Ich hoffe, daß Meine liebe Josephine mein Schreiben von Seshana aus, bestens erhalten hat; heute aber schreibe ich bey offener Thöre u Fenstern, den hier weiß man von Schnee noch von Kälte etwas.
Gestern Abend, um halb acht Uhr sind wir hier glücklich angekommen allwo ich wie gewöhnich beym schwarzen Adler abgestiegen. Heute um 10. Uhr war ich in der Kirche St. Just auf der Anhöhe, in welcher ich auch unsern Freund Fontana, allein hier antraf, ich fragte ihn nach seinem Weiberl, allein sein Achselzucken war mir zur stillen Antwort, nach der Kirche erzählte er mir, d[aß] Sie sich seit einigen Tagen, nicht gut befunden haben sollte, u daß Sie heute //2 noch Zuhause sey: ich gieng aus der Kirche mit ihm, allein ich konte meine aufgegebenen Grüße nicht an dieselbe ausrichten indem Sie schon in eine andere Kirche ausgegangen war, u das, mit H. Mayr. –––––––––
Unterwegs auf dem Gang zum Fontana, begegnete ich die alte Frau v.
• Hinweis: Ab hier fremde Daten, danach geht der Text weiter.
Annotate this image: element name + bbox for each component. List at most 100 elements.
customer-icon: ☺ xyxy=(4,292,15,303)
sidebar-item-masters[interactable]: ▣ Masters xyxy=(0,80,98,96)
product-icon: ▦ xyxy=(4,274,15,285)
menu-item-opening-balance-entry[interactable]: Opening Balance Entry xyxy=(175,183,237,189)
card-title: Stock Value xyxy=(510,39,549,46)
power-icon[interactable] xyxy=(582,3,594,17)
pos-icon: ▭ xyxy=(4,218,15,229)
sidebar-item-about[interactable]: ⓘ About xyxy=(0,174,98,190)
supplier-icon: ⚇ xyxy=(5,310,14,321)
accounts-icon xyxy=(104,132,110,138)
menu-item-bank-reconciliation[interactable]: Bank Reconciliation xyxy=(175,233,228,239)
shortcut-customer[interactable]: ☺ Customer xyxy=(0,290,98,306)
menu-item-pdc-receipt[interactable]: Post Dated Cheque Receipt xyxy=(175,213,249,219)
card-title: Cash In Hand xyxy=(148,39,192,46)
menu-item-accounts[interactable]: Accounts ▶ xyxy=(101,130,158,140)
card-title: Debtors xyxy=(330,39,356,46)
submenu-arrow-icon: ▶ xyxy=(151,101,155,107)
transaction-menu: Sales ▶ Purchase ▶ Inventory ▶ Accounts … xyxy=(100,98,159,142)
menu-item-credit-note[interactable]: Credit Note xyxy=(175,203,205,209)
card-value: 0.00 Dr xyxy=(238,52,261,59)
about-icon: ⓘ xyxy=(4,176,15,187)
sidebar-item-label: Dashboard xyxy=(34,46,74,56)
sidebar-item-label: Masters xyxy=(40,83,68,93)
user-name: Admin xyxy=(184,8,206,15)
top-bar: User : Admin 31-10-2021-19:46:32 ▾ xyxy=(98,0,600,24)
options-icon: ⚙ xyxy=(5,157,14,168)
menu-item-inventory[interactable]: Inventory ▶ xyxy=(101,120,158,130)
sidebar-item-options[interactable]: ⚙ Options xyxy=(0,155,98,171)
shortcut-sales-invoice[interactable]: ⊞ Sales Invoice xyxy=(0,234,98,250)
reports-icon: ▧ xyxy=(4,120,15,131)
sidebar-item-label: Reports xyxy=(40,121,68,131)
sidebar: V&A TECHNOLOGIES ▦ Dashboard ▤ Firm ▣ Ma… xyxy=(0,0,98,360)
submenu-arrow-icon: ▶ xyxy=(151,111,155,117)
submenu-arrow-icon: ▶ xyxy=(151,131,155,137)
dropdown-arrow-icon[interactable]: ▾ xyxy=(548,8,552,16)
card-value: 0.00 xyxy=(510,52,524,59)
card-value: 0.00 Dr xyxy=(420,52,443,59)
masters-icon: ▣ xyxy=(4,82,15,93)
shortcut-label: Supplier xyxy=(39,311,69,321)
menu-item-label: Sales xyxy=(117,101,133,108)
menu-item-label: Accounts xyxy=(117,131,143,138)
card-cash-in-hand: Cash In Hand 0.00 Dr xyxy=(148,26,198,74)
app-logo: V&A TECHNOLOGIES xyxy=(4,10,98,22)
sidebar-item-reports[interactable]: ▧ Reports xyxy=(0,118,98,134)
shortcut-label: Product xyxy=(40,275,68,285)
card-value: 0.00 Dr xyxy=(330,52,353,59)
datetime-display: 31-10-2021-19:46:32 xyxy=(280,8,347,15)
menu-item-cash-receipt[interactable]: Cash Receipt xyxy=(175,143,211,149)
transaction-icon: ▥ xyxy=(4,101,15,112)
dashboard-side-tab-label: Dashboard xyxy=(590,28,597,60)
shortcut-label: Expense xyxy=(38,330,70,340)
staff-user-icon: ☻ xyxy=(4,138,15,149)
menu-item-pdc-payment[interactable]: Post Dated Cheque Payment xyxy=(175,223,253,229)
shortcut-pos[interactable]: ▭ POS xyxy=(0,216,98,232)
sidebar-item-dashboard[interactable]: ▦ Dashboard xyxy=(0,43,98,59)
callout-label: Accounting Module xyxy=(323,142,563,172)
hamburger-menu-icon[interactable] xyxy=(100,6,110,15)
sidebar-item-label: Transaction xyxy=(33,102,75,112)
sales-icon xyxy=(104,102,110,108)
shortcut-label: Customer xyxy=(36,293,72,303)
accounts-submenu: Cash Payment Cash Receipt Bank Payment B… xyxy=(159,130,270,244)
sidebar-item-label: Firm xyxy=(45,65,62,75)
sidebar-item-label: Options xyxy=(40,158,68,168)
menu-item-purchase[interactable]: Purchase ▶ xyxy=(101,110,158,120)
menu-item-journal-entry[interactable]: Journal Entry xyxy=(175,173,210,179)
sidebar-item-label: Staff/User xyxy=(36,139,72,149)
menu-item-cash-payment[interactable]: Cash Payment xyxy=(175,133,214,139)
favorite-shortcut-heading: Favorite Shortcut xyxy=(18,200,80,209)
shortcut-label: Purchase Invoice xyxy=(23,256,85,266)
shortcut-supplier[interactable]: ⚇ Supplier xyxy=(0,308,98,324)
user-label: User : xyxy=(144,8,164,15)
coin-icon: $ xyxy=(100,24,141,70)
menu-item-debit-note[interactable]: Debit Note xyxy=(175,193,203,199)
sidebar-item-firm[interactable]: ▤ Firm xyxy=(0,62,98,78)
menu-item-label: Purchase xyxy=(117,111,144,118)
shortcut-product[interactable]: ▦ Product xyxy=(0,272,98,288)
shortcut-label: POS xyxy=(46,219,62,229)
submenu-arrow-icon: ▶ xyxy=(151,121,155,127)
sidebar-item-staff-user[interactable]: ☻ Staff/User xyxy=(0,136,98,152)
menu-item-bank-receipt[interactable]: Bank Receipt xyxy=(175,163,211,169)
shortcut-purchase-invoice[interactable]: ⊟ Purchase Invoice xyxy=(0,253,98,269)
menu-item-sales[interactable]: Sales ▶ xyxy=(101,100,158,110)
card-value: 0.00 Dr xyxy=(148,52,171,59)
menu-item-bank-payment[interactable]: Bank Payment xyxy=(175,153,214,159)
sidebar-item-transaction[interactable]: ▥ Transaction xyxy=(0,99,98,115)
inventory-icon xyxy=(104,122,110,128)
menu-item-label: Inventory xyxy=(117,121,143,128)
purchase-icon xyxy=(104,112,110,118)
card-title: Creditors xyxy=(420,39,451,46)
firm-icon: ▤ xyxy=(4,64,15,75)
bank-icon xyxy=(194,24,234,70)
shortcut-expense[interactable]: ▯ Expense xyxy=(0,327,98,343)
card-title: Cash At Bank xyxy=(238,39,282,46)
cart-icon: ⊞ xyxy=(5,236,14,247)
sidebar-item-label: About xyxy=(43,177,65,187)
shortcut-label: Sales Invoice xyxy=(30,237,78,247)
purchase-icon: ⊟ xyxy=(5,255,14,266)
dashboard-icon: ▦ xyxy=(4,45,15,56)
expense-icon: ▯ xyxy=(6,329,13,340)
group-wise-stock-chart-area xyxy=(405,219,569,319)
Castagnia mit Ihre zwey schönen Töchtern,267 dieselben waren heute wirklich zum Gefallen angezogen, Sie hatten nähmlich dunkelfärbige Überröck aus Daementuch, und ganz mit bunten rothen Schnüren in Kränzen nach ung[a]rischen Sitte von oben bis unten ausgenähet, welches wirklich für mich, u auch für andere Auffah[l]en gemacht u //3 wirklich muß ich gestehen, daß mir dieser Anzug noch mehr gefallen möchte, wen meine schöne geliebte Pepi, dasselbe ausfüllen möchte; wenn es auch für junge Weiberl, was ich nicht zweifle, paßend ist, so bitte ich Dich zum erstenMahl, mich in einem ähnlichen Anzug zu erfreuen. –––––
Ich speißte heute auf meinen Gasthoff mit meinen H. Reisegefährten H. v. Langer aus Mähren, der sehr ein lieber Gesselschafter ist, u wir bewohnen auch gemeinschaftlich das Zimmer No 6. Opern sind keine mehr, wohl aber Comedien, die Prima Dona wurde vor Ihrer Abreise mit einer Menge Sonetti überhäuft, und die von Ihr entzückten jungen Zuhörer und Verehren, ließen //4 am letzten Abend mehrere Tauben, Vögel etc. mit Sonetten, am Hals gebunden im Theater aus, Sie gieng von hier nach Wien, wo Sie mit 12/m für ein Jahr engagirt ist.
Gute Josephine! ich bitte Dich recht inständig mein Herzerl, ja recht gut Acht auf sich zu geben, daß Du Dich nicht überkühlst, indem ich vermuthe daß bey uns grimmiger als hier aussehen mag, laße in Kaltenbrun das gehörige durch Fende besorgen, damit Dir etwa nicht eine Fahrt dahin schaden könnte, Du weißt nicht liebe Pepinzhka, wie Dein Fidel erst in der Trenung von Dir einsieht, wie unaussprechlich tief, Du in seinem Innersten liegst. Schreibe mir mein Engerl recht recht bald, damit ich beruhiget bin, wie seiner guten edlen Josephine gehet.
Dein ewig treuer
Trieste am 8ten Xbr. halb 4 Uhr Fidelis
Nachmittags.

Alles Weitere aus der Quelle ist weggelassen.